For some specialties, such as cardiology, evaluating only prescribing behavior wouldn’t provide enough information to determine which physicians to target. Most cardiologists use the same types of medications, such as anti-hypertensives, lipid-lowering agents, and anti-platelets. If brand teams look only at prescribing volumes, many physicians would look very similar. By evaluating additional treatments, such as procedures performed, real differences can be seen.

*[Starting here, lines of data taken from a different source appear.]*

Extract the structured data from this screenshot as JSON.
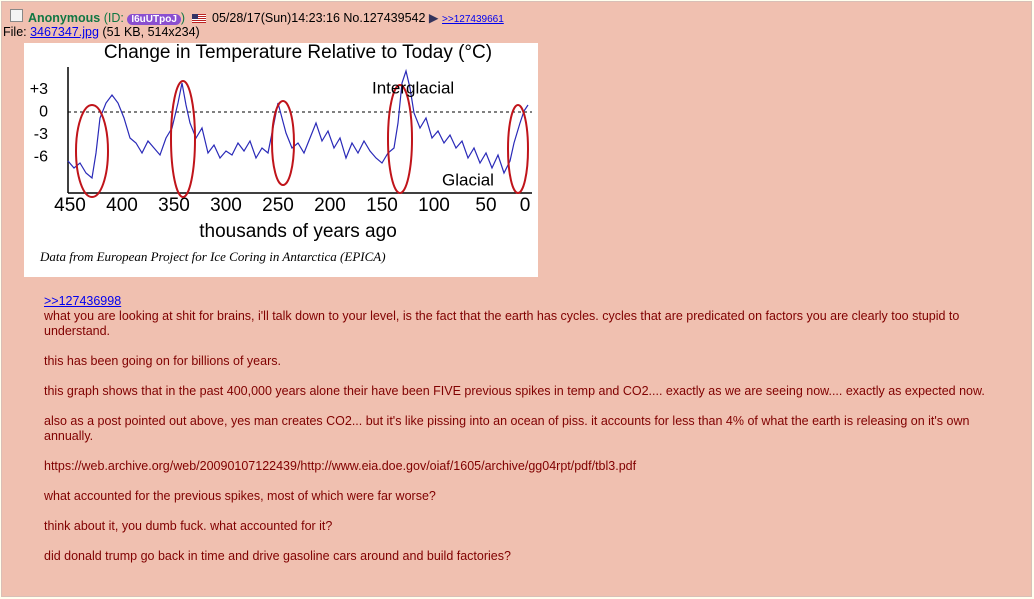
{
  "post": {
    "name": "Anonymous",
    "id_prefix": "(ID: ",
    "id": "I6uUTpoJ",
    "id_suffix": ")",
    "datetime": "05/28/17(Sun)14:23:16",
    "number": "No.127439542",
    "backlink_arrow": "▶",
    "backlink": ">>127439661",
    "file_label": "File: ",
    "file_name": "3467347.jpg",
    "file_info": "(51 KB, 514x234)",
    "image": {
      "title": "Change in Temperature Relative to Today (°C)",
      "yticks": [
        "+3",
        "0",
        "-3",
        "-6"
      ],
      "xticks": [
        "450",
        "400",
        "350",
        "300",
        "250",
        "200",
        "150",
        "100",
        "50",
        "0"
      ],
      "xlabel": "thousands of years ago",
      "annotation_top": "Interglacial",
      "annotation_bottom": "Glacial",
      "caption": "Data from European Project for Ice Coring in Antarctica (EPICA)"
    },
    "quote": ">>127436998",
    "paragraphs": [
      "what you are looking at shit for brains, i'll talk down to your level, is the fact that the earth has cycles. cycles that are predicated on factors you are clearly too stupid to understand.",
      "this has been going on for billions of years.",
      "this graph shows that in the past 400,000 years alone their have been FIVE previous spikes in temp and CO2.... exactly as we are seeing now.... exactly as expected now.",
      "also as a post pointed out above, yes man creates CO2... but it's like pissing into an ocean of piss. it accounts for less than 4% of what the earth is releasing on it's own annually.",
      "https://web.archive.org/web/20090107122439/http://www.eia.doe.gov/oiaf/1605/archive/gg04rpt/pdf/tbl3.pdf",
      "what accounted for the previous spikes, most of which were far worse?",
      "think about it, you dumb fuck. what accounted for it?",
      "did donald trump go back in time and drive gasoline cars around and build factories?"
    ]
  }
}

Some cardiologists, known as interventional cardiologists, perform a much higher volume of angioplasties and other procedures. While “Interventional Cardiology” is an American Medical Association (AMA)-recognized specialty, many physicians who don’t identify themselves with the specialty behave, in fact, as interventionalists. Brand teams with products that are used during or after these procedures will be particularly interested in identifying these physicians. Prescription data, used alone, won’t identify these providers, since they are responsible for only a small volume of prescriptions. However, these physicians are highly valuable as initiators of therapy.

PHYSICIANS’ PRACTICES

Nothing affects physicians’ behavior more than the patients that they treat. The conditions the patients suffer from, their managed care coverage, and other characteristics influence physician behavior. Today, healthcare and non-healthcare attributes are used to better understand patient and physician behavior. Factors included are patients’ age, gender, ethnicity, income, past therapies, and prior procedures or events. For instance, a brand team that has a product that is not covered by most managed care plans—such as lifestyle or cosmetic products—may want to study the average income and/or wealth of physicians’ patients. By considering these patient factors in conjunction with physician prescribing, more targeted messages and programs can be created.

For retail brands, evaluating physician prescribing is just the first step in identifying targets. To maximize brand performance and identify growth opportunities, marketers should examine other physician behaviors and which patients they treat to refine target lists, messages, and programs. By using patient-level data, brand teams can identify the physicians who fit the target profile or who treat the patients of most value.


FIGURE 1: A LOCAL PHYSICIAN-TO-PHYSICIAN REFERRAL NETWORK
Patient movement from one physician to another is shown with an arrow. The thickness of the arrow indicates the volume of referrals, with a greater thickness representing a higher volume.